MLB Upper Management is aware of the magnitude of its decisions regarding known abusers. Regarding the recent case of Addison Russell, Cubs General Manager Theo Epstein stated to ESPN reporters that “with all of [the Club’s] words and actions going forward, whether we know it or not, we're sending messages to our fans.” Although Epstein seemed aware of the implications of extending another contract to a known abuser, the team ultimately decided to invite Russell to fully participate in spring training, and have him finish the rest of his suspension in the early 2019 season. The message here seems to be that the Cubs are willing to play a domestic abuser in the infield as long as he performs well.

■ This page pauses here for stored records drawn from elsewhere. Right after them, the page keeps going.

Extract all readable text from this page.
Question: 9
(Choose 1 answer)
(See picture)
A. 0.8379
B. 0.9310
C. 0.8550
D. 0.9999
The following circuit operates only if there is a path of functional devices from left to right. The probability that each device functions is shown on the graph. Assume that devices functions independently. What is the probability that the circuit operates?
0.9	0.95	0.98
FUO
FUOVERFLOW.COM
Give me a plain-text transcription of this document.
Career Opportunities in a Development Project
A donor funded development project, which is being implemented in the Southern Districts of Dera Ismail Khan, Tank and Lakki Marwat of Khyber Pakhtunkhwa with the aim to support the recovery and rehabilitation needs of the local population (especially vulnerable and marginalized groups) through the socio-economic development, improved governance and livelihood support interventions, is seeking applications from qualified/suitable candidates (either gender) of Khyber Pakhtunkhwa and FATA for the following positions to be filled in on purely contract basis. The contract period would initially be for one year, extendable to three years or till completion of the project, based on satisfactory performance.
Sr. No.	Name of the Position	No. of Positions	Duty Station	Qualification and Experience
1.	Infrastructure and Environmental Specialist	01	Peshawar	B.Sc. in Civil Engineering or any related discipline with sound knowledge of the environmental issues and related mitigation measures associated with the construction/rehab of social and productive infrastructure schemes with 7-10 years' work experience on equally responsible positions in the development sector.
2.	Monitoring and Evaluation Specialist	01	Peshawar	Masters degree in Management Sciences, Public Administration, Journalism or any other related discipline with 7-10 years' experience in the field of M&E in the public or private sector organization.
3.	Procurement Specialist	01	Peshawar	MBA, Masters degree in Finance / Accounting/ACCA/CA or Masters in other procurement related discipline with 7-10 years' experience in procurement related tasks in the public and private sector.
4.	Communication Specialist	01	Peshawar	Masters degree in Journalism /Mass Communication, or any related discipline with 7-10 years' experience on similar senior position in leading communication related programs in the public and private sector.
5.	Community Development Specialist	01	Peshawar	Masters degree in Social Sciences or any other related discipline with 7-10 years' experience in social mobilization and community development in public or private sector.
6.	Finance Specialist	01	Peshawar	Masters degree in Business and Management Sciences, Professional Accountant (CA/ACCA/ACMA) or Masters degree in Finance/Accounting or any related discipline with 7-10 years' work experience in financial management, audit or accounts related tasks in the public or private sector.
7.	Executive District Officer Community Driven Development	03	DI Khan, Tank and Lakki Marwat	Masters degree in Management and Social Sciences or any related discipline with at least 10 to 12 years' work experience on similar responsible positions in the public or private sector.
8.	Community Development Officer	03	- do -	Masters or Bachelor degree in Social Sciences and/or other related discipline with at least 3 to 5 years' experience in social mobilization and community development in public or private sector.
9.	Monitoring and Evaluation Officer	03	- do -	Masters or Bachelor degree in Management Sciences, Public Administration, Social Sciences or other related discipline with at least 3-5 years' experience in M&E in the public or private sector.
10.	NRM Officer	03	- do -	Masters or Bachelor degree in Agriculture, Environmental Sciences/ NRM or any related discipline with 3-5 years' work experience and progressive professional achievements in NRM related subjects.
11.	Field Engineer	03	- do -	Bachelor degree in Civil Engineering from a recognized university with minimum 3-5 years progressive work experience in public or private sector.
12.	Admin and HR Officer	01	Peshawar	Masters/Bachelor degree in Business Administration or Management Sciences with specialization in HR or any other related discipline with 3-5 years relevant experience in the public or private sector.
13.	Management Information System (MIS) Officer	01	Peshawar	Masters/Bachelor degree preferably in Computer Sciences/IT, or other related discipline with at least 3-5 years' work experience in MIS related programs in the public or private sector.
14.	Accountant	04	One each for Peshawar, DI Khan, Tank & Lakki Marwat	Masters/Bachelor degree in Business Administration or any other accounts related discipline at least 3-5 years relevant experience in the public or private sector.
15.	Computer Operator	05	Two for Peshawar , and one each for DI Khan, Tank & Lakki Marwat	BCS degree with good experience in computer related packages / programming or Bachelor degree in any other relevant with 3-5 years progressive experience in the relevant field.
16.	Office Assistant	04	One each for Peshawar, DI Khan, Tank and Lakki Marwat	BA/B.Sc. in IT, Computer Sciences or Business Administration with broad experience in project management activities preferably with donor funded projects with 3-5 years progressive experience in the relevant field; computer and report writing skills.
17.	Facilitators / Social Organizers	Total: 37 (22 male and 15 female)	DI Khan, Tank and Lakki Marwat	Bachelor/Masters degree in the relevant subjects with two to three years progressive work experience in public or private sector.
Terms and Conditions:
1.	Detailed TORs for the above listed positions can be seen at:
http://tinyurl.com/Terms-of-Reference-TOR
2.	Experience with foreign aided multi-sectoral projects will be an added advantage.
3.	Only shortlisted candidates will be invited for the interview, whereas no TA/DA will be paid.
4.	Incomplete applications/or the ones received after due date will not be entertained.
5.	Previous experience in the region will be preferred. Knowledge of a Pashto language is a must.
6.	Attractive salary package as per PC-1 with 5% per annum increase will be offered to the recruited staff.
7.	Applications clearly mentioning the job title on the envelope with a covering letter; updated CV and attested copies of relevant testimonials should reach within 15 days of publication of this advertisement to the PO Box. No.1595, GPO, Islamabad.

Allowing known abusers back on the diamond also alienates a significant portion of MLB’s fanbase, namely, the one in four women and one in six men who have been sexually assaulted in their lifetimes.

In order to achieve actual change, the MLB needs to be hit where it hurts: the bank. Fans need to reach out to their team this season and tell upper management that their choices have consequences. Their decisions are in fact alienating a portion of their fan base, and in effect, costing them money. Something as simple as not buying food in the ballpark, or as severe as boycotting the team entirely can make huge waves if accompanied by an explanation from fans.

Making the MLB feel the losses in income that R. Kelly is facing right now is not as easy as pressing the “mute artist” button on Spotify, but it’s a task needed to be undertaken for its improvement. Emailing upper management or refusing to buy ballpark food doesn’t make you less of a fan, but is an investment for improving the team you love.